A pesar de que México utiliza cerca de la mitad de cemento que su vecino del norte consigue capturar tres cuartas partes de la cantidad de carbono que absorbe Estados Unidos. Según el estudio, las ciudades mexicanas retiran de la atmósfera unas 5 millones de toneladas de CO₂ al año, lo que equivale a compensar el 25% de las emisiones anuales de su propia industria del cemento.
La razón de esta eficiencia radica en las tradiciones constructivas locales. En México, es común el uso de morteros más porosos y la práctica de mezclar el material directamente en la obra, lo que genera estructuras que “respiran” mejor y aceleran la reacción química necesaria para atrapar el gas contaminante. Factores como el clima, el diseño de la vivienda y la ausencia de ciertos recubrimientos influyen directamente en que un edificio pueda absorber hasta cinco veces más carbono que otro similar en la misma ciudad.

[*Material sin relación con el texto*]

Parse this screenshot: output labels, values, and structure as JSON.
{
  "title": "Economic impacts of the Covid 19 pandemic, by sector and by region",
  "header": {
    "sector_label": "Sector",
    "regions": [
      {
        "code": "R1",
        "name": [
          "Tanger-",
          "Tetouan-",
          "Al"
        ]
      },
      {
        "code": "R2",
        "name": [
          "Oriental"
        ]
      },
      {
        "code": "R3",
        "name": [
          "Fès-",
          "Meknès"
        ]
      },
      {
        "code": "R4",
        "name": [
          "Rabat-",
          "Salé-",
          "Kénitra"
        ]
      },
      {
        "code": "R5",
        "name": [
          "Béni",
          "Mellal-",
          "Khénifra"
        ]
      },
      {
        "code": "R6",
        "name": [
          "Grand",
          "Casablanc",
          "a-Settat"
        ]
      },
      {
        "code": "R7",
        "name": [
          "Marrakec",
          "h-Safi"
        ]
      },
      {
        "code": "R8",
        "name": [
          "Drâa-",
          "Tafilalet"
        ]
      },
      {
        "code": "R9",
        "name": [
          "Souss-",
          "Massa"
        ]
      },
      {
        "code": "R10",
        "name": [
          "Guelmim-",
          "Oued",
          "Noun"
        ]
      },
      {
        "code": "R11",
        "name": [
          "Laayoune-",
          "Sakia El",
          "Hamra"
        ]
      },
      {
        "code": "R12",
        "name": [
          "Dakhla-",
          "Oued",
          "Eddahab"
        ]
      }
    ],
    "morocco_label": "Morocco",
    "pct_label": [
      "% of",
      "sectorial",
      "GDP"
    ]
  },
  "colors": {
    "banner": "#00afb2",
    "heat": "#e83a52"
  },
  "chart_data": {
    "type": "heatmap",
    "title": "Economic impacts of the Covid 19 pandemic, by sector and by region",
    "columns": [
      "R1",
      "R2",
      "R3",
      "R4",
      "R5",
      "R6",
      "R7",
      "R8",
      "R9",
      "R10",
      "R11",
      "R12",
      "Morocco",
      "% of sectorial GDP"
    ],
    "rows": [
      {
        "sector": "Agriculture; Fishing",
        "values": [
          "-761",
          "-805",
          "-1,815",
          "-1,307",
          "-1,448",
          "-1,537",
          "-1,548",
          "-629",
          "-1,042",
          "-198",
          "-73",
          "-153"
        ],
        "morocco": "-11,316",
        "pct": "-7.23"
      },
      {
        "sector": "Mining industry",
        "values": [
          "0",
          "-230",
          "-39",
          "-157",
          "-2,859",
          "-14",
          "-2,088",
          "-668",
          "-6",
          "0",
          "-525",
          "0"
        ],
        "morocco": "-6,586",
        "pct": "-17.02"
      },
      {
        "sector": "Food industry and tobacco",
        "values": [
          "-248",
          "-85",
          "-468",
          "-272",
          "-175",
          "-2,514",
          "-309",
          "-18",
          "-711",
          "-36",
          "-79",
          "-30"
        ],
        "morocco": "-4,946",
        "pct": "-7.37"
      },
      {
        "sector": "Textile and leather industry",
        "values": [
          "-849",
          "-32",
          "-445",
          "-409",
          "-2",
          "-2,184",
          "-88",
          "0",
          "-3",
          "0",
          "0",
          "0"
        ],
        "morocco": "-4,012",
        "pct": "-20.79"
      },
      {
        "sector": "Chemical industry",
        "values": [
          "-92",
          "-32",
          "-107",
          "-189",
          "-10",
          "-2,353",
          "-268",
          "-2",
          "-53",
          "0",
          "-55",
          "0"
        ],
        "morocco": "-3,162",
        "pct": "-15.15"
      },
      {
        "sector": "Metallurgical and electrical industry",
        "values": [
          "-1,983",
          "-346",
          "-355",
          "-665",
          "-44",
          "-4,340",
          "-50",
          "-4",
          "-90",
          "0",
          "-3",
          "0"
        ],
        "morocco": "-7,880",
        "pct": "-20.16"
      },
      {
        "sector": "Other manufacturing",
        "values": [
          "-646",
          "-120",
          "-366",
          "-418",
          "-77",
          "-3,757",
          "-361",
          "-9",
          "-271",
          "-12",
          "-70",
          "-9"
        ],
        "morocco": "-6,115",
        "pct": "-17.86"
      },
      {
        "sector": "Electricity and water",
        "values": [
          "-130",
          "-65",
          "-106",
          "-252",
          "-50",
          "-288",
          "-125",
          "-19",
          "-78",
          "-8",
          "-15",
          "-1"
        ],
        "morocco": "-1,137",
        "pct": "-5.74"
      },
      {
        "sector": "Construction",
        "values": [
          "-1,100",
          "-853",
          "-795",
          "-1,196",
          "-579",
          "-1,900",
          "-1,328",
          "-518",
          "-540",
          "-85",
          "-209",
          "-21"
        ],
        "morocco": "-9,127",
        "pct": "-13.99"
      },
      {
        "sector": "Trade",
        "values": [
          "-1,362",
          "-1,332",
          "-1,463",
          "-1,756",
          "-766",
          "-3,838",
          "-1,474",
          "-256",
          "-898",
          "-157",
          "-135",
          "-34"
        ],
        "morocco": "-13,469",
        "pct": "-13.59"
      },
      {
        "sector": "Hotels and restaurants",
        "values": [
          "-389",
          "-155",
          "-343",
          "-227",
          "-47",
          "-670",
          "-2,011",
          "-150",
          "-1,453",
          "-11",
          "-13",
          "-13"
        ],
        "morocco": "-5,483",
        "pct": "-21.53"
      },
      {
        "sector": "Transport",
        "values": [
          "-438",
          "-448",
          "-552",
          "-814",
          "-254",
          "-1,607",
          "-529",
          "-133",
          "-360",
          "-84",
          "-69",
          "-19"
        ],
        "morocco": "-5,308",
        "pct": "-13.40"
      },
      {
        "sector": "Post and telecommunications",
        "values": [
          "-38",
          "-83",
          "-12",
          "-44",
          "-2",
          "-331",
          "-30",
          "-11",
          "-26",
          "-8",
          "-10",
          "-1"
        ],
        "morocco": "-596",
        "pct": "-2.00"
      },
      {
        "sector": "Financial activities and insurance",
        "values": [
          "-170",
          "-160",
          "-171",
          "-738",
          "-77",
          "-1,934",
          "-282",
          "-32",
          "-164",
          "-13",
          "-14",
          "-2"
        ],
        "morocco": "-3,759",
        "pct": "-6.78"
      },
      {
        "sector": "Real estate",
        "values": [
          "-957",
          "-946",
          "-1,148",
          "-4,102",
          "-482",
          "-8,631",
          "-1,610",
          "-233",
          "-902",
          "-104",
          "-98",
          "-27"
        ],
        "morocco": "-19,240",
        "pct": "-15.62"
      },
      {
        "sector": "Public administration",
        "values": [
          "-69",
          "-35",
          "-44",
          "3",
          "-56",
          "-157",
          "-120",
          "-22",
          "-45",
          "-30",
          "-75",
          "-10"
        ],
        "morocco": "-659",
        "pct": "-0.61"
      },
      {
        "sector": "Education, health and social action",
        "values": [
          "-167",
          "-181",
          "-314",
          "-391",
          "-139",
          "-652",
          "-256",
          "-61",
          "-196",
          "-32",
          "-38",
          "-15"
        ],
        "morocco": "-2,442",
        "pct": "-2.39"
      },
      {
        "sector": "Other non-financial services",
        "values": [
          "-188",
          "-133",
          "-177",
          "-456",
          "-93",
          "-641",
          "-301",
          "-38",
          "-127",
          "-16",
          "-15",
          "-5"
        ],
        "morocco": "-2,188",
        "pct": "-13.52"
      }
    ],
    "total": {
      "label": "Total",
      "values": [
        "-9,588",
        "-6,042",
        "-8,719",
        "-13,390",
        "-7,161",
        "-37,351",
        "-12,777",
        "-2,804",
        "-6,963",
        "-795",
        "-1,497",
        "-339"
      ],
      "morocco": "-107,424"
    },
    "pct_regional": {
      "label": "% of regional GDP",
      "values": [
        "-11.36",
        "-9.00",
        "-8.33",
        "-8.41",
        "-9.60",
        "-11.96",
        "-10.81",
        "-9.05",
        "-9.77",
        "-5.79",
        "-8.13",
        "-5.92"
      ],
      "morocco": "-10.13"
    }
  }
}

A pesar de los beneficios ambientales, el MIT advierte que fomentar la carbonatación de forma indiscriminada puede ser un arma de doble filo. Cuando el aire penetra en el concreto para depositar el carbono, también puede aumentar el riesgo de corrosión en el acero que refuerza las estructuras, comprometiendo su durabilidad a largo plazo.
Para solucionar este dilema, los especialistas sugieren nuevas estrategias de arquitectura inteligente. Entre las propuestas destacan el uso de diseños estructurales tipo “waffle”, la elección de mezclas menos densas y, curiosamente, evitar el uso masivo de pinturas o selladores que bloquean el contacto del material con el aire.
Este hallazgo no solo cambia la forma en que construimos, sino también cómo medimos el impacto ambiental. Los investigadores insisten en que los gobiernos deben actualizar sus sistemas de reporte para que el cemento deje de ser visto únicamente como un emisor y empiece a considerarse una herramienta estratégica en la hoja de ruta hacia la descarbonización global.
En definitiva, nuestras ciudades funcionan como una esponja gigante que, aunque fue creada mediante procesos industriales pesados, tiene la capacidad de sanar parte del daño ambiental simplemente existiendo y permaneciendo expuesta al cielo.